V7 Raises $33 Million In Series A Funding Round The fund raised will allow V7's further expansion into the US market, growing its team in its biggest market
By Teena Jose
Opinions expressed by Entrepreneur contributors are their own.
You're reading Entrepreneur Asia Pacific, an international franchise of Entrepreneur Media.
V7, the data engine to build and improve AI for computer vision, has raised $33 million in Series A funding round co-led by AI-focused Radical Ventures and Temasek, along with participation from existing investors Air Street Capital, Amadeus Capital Partners, and Partech. The fund raised will allow V7's further expansion into the US market, growing its team in its biggest market.
"The next generation of software won't run on code, it will run on models fuelled by training data. We let our clients easily turn human knowledge into AI models, improving the safety and accuracy of AI. This is incredibly powerful, and in the right hands, can literally save lives. If we want to build software that tackles unsolved frontiers in human health, or our climate, this is the only way", said Alberto Rizzoli, CEO of V7.

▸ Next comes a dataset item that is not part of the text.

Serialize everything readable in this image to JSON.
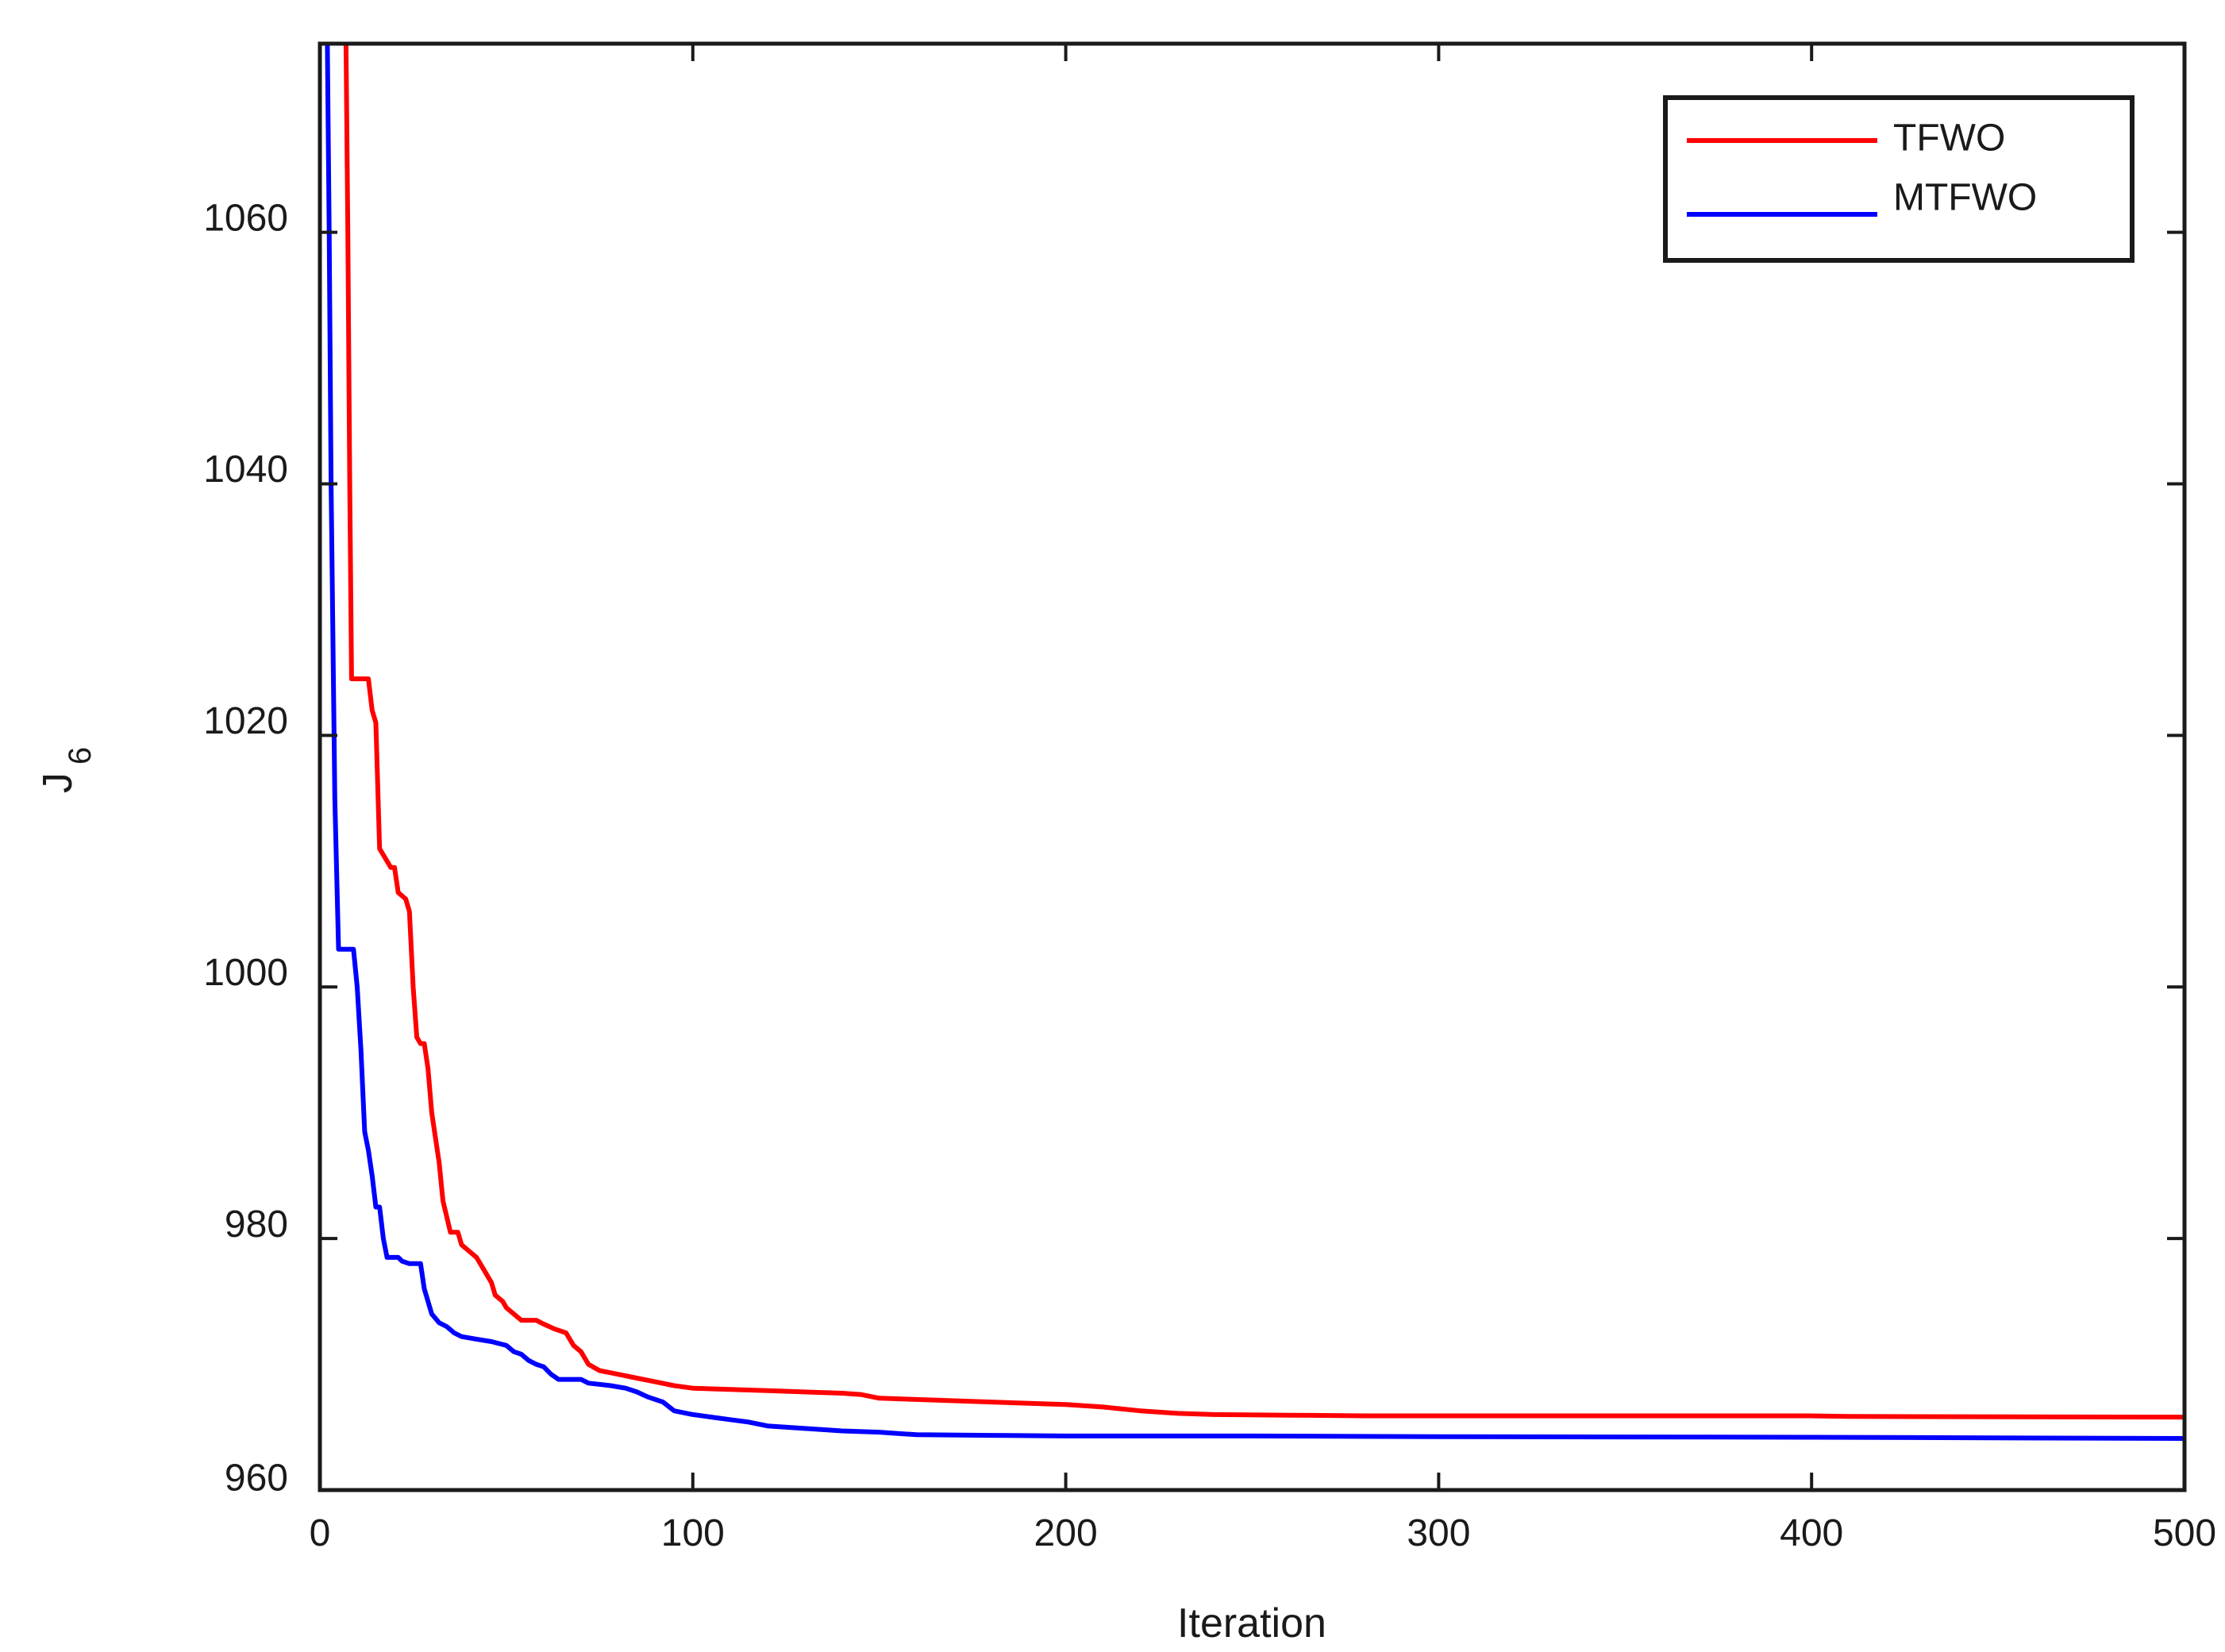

V7's growth trajectory is unabated despite a macroeconomic downturn. In 2022, the business grew ARR by 3 times, organic traffic to the V7 website increased by 100 times and the team grew headcount by 5 times to meet significant market demand for the product. With more than 300 clients including GE Healthcare, Paige AI, and Siemens, V7's customers are deploying AI technology to support faster release of AI models in mission-critical applications, claimed by the company in a statement.
"As data proliferation continues, intelligent data orchestration is essential for businesses looking to deploy machine learning models. V7 is well-positioned to become the industry-standard for managing data in modern AI workflows," said Parasvil Patel, partner, Radical Ventures.
Led by Alberto Rizzoli and Simon Edwardsson, V7 automates the labeling process, allowing companies to solve data labeling tasks ten times more quickly. The company's unique programmatic labeling workflows use AI models and minimal human steering to apply labels to data at scale.